Il fondatore de I Siciliani, il mensile d’inchiesta che ha raccontato con abilità e anticipo l’intrigo tra imprenditoria, mafia e politica siciliana, era Pippo Fava. Questo giornalista fu ucciso quarant’anni fa – 5 gennaio 1984 – da cinque colpi di pistola sparati contro di lui da parte di alcuni membri del clan mafioso dei Santapaola, cartello criminale catanese. Era di fronte al Teatro Stabile di Catania dove era andato per vedere una rappresentazione della commedia Pensaci, Giacomino! di Pirandello. Recitava sua nipote.
Nel giro di sei anni, Pippo Fava fu il secondo giornalista ucciso dalla mafia. Il primo era stato Peppino Impastato nel 1978. In quel momento, nel 1984, Fava dirigeva I Siciliani, quotidiano diventato noto per i suoi servizi giornalistici approfonditi e di denuncia contro la mafia siciliana e non solo.
La settimana prima dell’omicidio, Pippo Fava fece una denuncia molto forte durante un’intervista ad Enzo Biagi e secondo alcuni quelle esatte parole rappresentano la goccia che fece traboccare il vaso, scatenando così la reazione di Cosa Nostra. «Mi rendo conto che c’è un’enorme confusione sul problema della mafia. I mafiosi stanno in parlamento, i mafiosi a volte sono ministri, i mafiosi sono banchieri, i mafiosi sono quelli che in questo momento sono ai vertici della nazione. Non si può definire mafioso il piccolo delinquente che arriva e ti impone la taglia sulla tua piccola attività commerciale, questa è roba da piccola criminalità, che credo abiti in tutte le città italiane, in tutte le città europee. Il fenomeno della mafia è molto più tragico e importante».

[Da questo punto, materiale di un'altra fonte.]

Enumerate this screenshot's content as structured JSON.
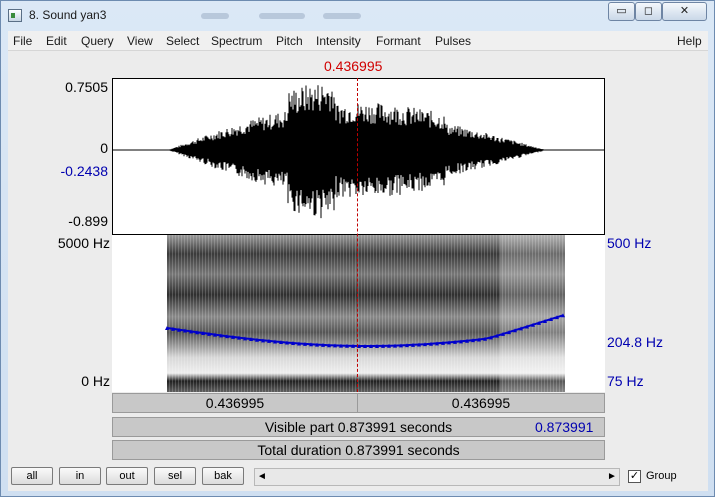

Fava aveva un’idea del giornalismo molto alta, particolare e di profonda coscienza: “Ho un concetto etico del giornalismo. Ritengo infatti che, in una società democratica e libera quale dovrebbe essere quella italiana, il giornalismo rappresenti la forza essenziale. Un giornalismo fatto di verità impedisce molte corruzioni, frena la violenza della criminalità, accelera le opere pubbliche indispensabili, pretende il funzionamento dei servizi sociali, tiene continuamente in allerta le forze dell’ordine, sollecita la costante attenzione della giustizia, impone ai politici il buon governo”. Parole molto forti che rappresentano la vera essenza della persona e del professionista qual era.